Unfortunately, falls are one of the leading causes of job related injuries and fatalities. On any given day, every worker – even one used to working at heights – is at risk of having a fall and needs the best protection possible.
It’s important to periodically revisit basic fall protection information to keep a safe working environment and maintain a substantial fall protection management program.
Many different events can lead to a fall, but the most common are slips. Falls can also occur as a result of:
- Losing balance
- Losing grip on support
- Support moving or giving way
- Surface breaking
- Stepping in a hole
Frequently, just before falling, the employee was either climbing up or down or lifting/carrying something.
Other actions that often take place directly before a fall are:
- Stepping backwards
- Using tools or equipment
When putting together a fall protection system, it’s important to keep these common causes in mind. It doesn’t take a far fall to cause a serious injury, and it’s important to remember workers of all experience levels can be at risk of falling.
When you hear the words “fall protection”, images of equipment like guardrails, safety nets, or harnesses likely come to mind. While these are critical pieces of fall protection, that’s not all there is to a comprehensive fall protection management program.
Fall protection can be broken down into two main categories – protective equipment and people. Both serve to help prevent falls and protect employees in the event a fall does occur.
Fall protection equipment can either be passive or active. Passive equipment systems provide protection without requiring any action by people. Examples include:
- Safety Nets
Active equipment systems contain components that require human training or manipulation to work effectively. Some examples are:
- Anchorage Points
- Body Harnesses
- Snap Hooks
All employers and employees play an important role in the fall protection system in place at their companies. Certain actions and behaviors can be encouraged to eliminate fall hazards, prevent falls, and protect workers.
- Provide working conditions free of known dangers
- Identify and eliminate fall hazards at the work site
- Preplan for retrieval and ensure that employees aren’t seriously injured if a fall does occur
- Be diligent about educating and training employees how to properly identify fall hazards and follow safe practices
- Follow safe work practices
- Properly use equipment
- Be proactive about receiving up-to-date training on a regular basis
- Learn to identify fall hazards and recognize unsafe practices
- Be aware of the tasks that increase the risk of falling
- Understand how to control exposure to fall hazards
OSHA requirements are the accepted standard for workplace fall safety practices. They state:
- Fall protection be provided at elevations of 4 feet in general industry workplaces, 5 feet in shipyards, 6 feet in the construction industry and 8 feet in longshoring operations. In addition, OSHA requires that fall protection be provided when working over dangerous equipment and machinery, regardless of the fall distance.

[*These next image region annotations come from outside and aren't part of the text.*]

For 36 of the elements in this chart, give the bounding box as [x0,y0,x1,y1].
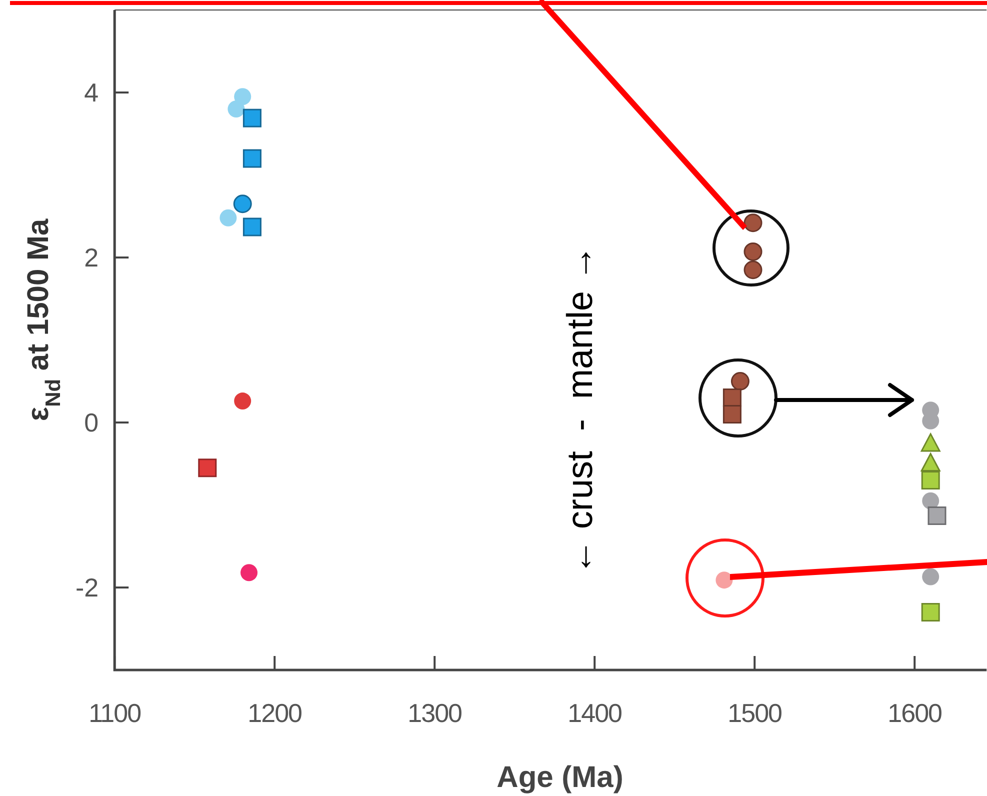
point [240,564,258,582]
x-tick-label: 1200 [248,698,302,728]
point [220,209,237,226]
y-tick-label: 2 [84,242,99,272]
point [744,214,762,232]
point [233,194,252,214]
x-tick-label: 1600 [888,698,942,728]
x-tick-label: 1500 [728,698,782,728]
point [920,453,940,472]
point [922,492,940,510]
point [921,471,940,490]
point [722,388,742,407]
point [920,433,940,452]
point [198,458,217,478]
y-tick-label: -2 [75,572,99,602]
point [928,506,946,525]
point [242,149,262,168]
x-tick-label: 1400 [568,698,622,728]
y-tick-label: 4 [84,78,99,108]
point [228,100,245,118]
point [921,603,940,622]
point [234,392,252,410]
x-tick-label: 1100 [88,698,142,728]
y-tick-label: 0 [84,408,99,438]
point [234,88,252,106]
x-axis-title: Age (Ma) [496,761,624,794]
point [744,242,762,261]
point [242,218,262,236]
annotation: ← crust - mantle → [559,244,600,576]
point [242,108,262,128]
point [922,568,940,586]
point [716,572,733,589]
point [722,405,742,424]
x-tick-label: 1300 [408,698,462,728]
point [730,372,750,390]
point [744,260,762,280]
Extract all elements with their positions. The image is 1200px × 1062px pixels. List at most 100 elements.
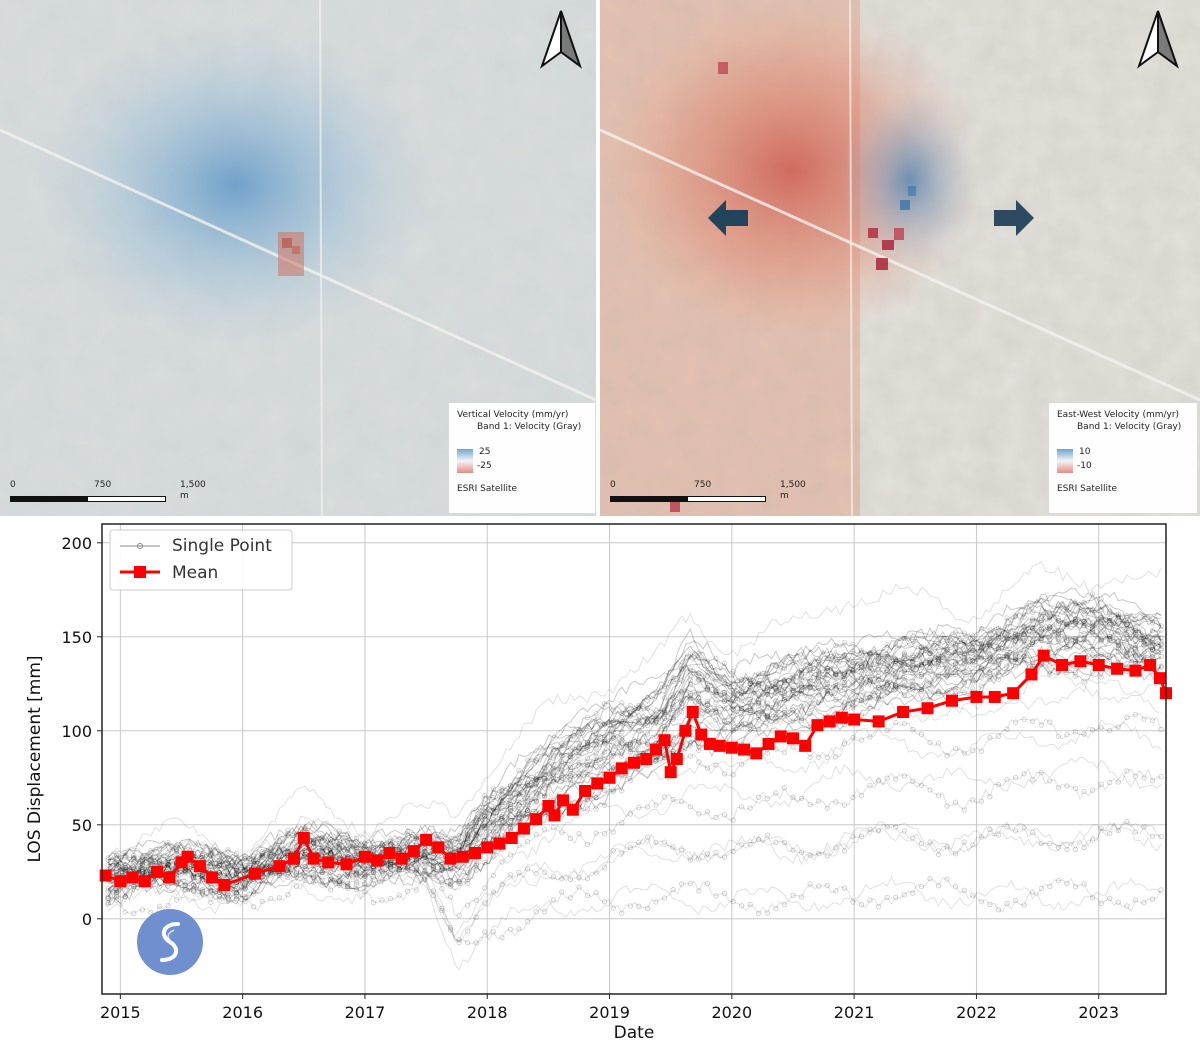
single-point-marker (850, 794, 856, 801)
single-point-marker (679, 799, 685, 805)
logo-icon (137, 909, 203, 975)
single-point-marker (798, 667, 805, 674)
single-point-marker (387, 862, 394, 869)
single-point-marker (105, 895, 111, 901)
single-point-marker (1012, 613, 1019, 619)
single-point-marker (601, 802, 608, 808)
single-point-marker (1038, 635, 1045, 642)
single-point-marker (764, 713, 770, 719)
single-point-marker (524, 808, 531, 814)
mean-marker (218, 878, 231, 891)
single-point-marker (490, 817, 497, 823)
single-point-marker (1081, 678, 1087, 684)
single-point-marker (1055, 646, 1062, 652)
mean-marker (542, 800, 555, 812)
single-point-marker (1132, 645, 1139, 651)
single-point-marker (764, 684, 770, 691)
mean-marker (921, 702, 934, 715)
single-point-marker (542, 764, 548, 771)
single-point-marker (696, 698, 702, 705)
single-point-marker (242, 866, 248, 872)
single-point-marker (978, 675, 984, 681)
single-point-marker (961, 680, 967, 687)
mean-marker (481, 841, 494, 854)
single-point-marker (764, 685, 770, 691)
single-point-marker (824, 665, 830, 672)
single-point-marker (302, 864, 308, 870)
single-point-marker (456, 939, 462, 946)
single-point-marker (1115, 611, 1122, 618)
single-point-marker (405, 868, 411, 874)
x-tick-label: 2022 (956, 1003, 997, 1022)
single-point-marker (1072, 729, 1079, 735)
single-point-marker (730, 717, 736, 723)
single-point-marker (285, 863, 291, 869)
legend-title: Vertical Velocity (mm/yr) (457, 410, 569, 420)
single-point-marker (1055, 634, 1062, 640)
single-point-marker (704, 702, 711, 709)
single-point-marker (747, 710, 753, 716)
mean-marker (670, 753, 683, 765)
single-point-marker (567, 777, 574, 784)
single-point-marker (730, 817, 736, 823)
single-point-marker (978, 646, 984, 652)
single-point-marker (961, 654, 967, 661)
single-point-marker (1124, 648, 1130, 654)
single-point-marker (764, 703, 770, 710)
single-point-marker (173, 897, 180, 903)
single-point-marker (721, 812, 728, 818)
single-point-marker (644, 905, 651, 912)
single-point-marker (850, 899, 856, 905)
single-point-marker (1081, 881, 1087, 887)
single-point-marker (756, 716, 762, 723)
single-point-marker (696, 811, 702, 817)
single-point-marker (328, 887, 334, 893)
single-point-marker (567, 773, 574, 779)
single-point-marker (473, 818, 479, 824)
single-point-marker (1089, 626, 1096, 632)
single-point-marker (199, 872, 206, 878)
single-point-marker (550, 824, 556, 830)
single-point-marker (1132, 616, 1139, 623)
single-point-marker (816, 685, 822, 691)
single-point-marker (747, 696, 753, 703)
single-point-marker (781, 689, 788, 695)
single-point-marker (952, 664, 959, 670)
single-point-marker (336, 878, 342, 884)
vertical-velocity-map[interactable]: 0 750 1,500 m Vertical Velocity (mm/yr) … (0, 0, 596, 516)
single-point-marker (807, 676, 813, 682)
single-point-marker (773, 681, 779, 688)
single-point-marker (148, 861, 154, 868)
single-point-marker (1021, 628, 1027, 634)
single-point-marker (824, 688, 830, 695)
mean-marker (725, 741, 738, 754)
single-point-marker (285, 830, 291, 837)
single-point-marker (114, 862, 120, 869)
single-point-marker (173, 880, 180, 887)
scale-label-0: 0 (10, 480, 16, 490)
single-point-trace (107, 607, 1162, 879)
single-point-marker (935, 740, 942, 746)
single-point-marker (319, 882, 325, 888)
single-point-marker (353, 870, 360, 876)
single-point-marker (542, 782, 548, 789)
single-point-marker (679, 688, 685, 695)
single-point-trace (108, 618, 1162, 892)
east-west-velocity-map[interactable]: 0 750 1,500 m East-West Velocity (mm/yr)… (600, 0, 1200, 516)
single-point-marker (756, 681, 762, 687)
north-arrow-icon (1137, 10, 1179, 69)
single-point-marker (1004, 647, 1010, 653)
single-point-marker (944, 638, 950, 644)
single-point-marker (1098, 637, 1104, 643)
single-point-marker (422, 846, 428, 852)
single-point-marker (259, 854, 265, 860)
single-point-marker (918, 653, 925, 659)
single-point-marker (430, 867, 437, 873)
single-point-marker (601, 787, 608, 793)
single-point-marker (798, 671, 805, 677)
single-point-marker (1030, 609, 1036, 615)
single-point-marker (738, 903, 745, 909)
single-point-marker (1149, 717, 1156, 724)
single-point-marker (328, 847, 334, 853)
single-point-marker (139, 866, 146, 873)
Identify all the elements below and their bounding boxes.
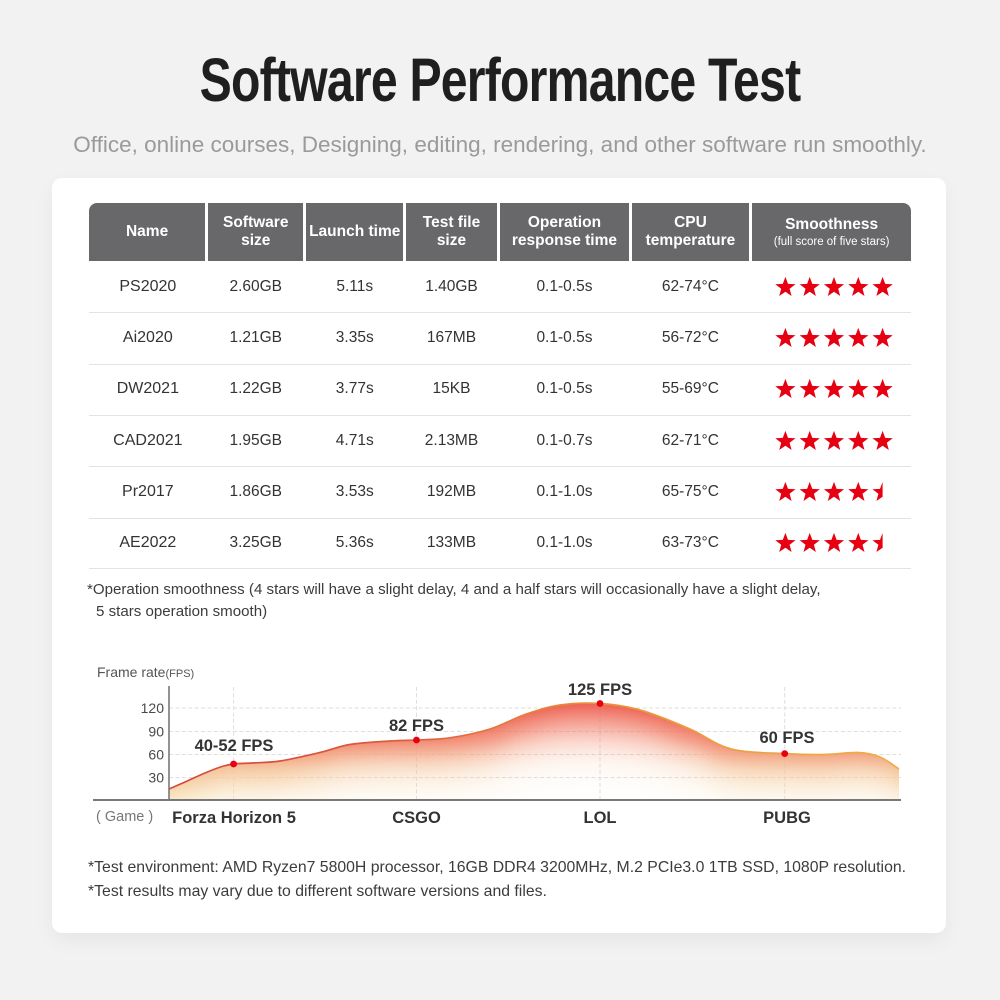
svg-text:90: 90 [148, 724, 164, 740]
svg-text:120: 120 [141, 700, 165, 716]
svg-text:Frame rate(FPS): Frame rate(FPS) [97, 664, 194, 680]
svg-text:60: 60 [148, 747, 164, 763]
svg-text:30: 30 [148, 770, 164, 786]
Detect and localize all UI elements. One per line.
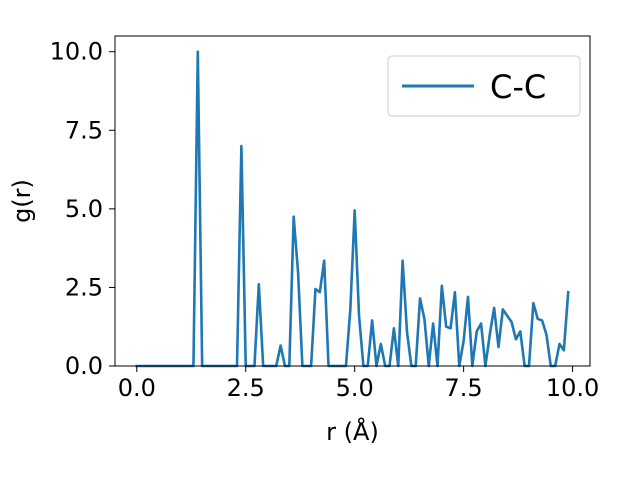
x-axis-label: r (Å) [326,417,379,446]
y-tick-label: 5.0 [65,195,103,223]
axes-frame [114,35,591,367]
x-tick-label: 0.0 [118,374,156,402]
y-tick-label: 7.5 [65,116,103,144]
y-tick-label: 2.5 [65,273,103,301]
x-axis-ticks: 0.0 2.5 5.0 7.5 10.0 [118,366,599,402]
legend-entry-label: C-C [490,68,546,106]
y-tick-label: 10.0 [50,38,103,66]
x-tick-label: 5.0 [336,374,374,402]
x-tick-label: 10.0 [546,374,599,402]
y-tick-label: 0.0 [65,352,103,380]
y-axis-label: g(r) [8,179,36,223]
x-tick-label: 7.5 [445,374,483,402]
legend: C-C [387,55,581,117]
x-tick-label: 2.5 [227,374,265,402]
legend-box [387,55,581,117]
y-axis-ticks: 0.0 2.5 5.0 7.5 10.0 [50,38,115,380]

- Floor holes or openings must be covered or guarded immediately.
- All floor hole covers must be constructed to effectively support two times the weight of employees, equipment and materials that may be on the cover at any given time.
- Employers must develop, implement and commit to a fall protection management program, provide training about the program to employees, and evaluate the program regularly to determine if any changes or updates are necessary.
Even if workers are only occasionally exposed to heights, it’s important to have a fall protection management program in place that is in compliance with OSHA regulations. It’s critically important to keep all workers kept safe at all times – and important to remember, it’s someone’s life.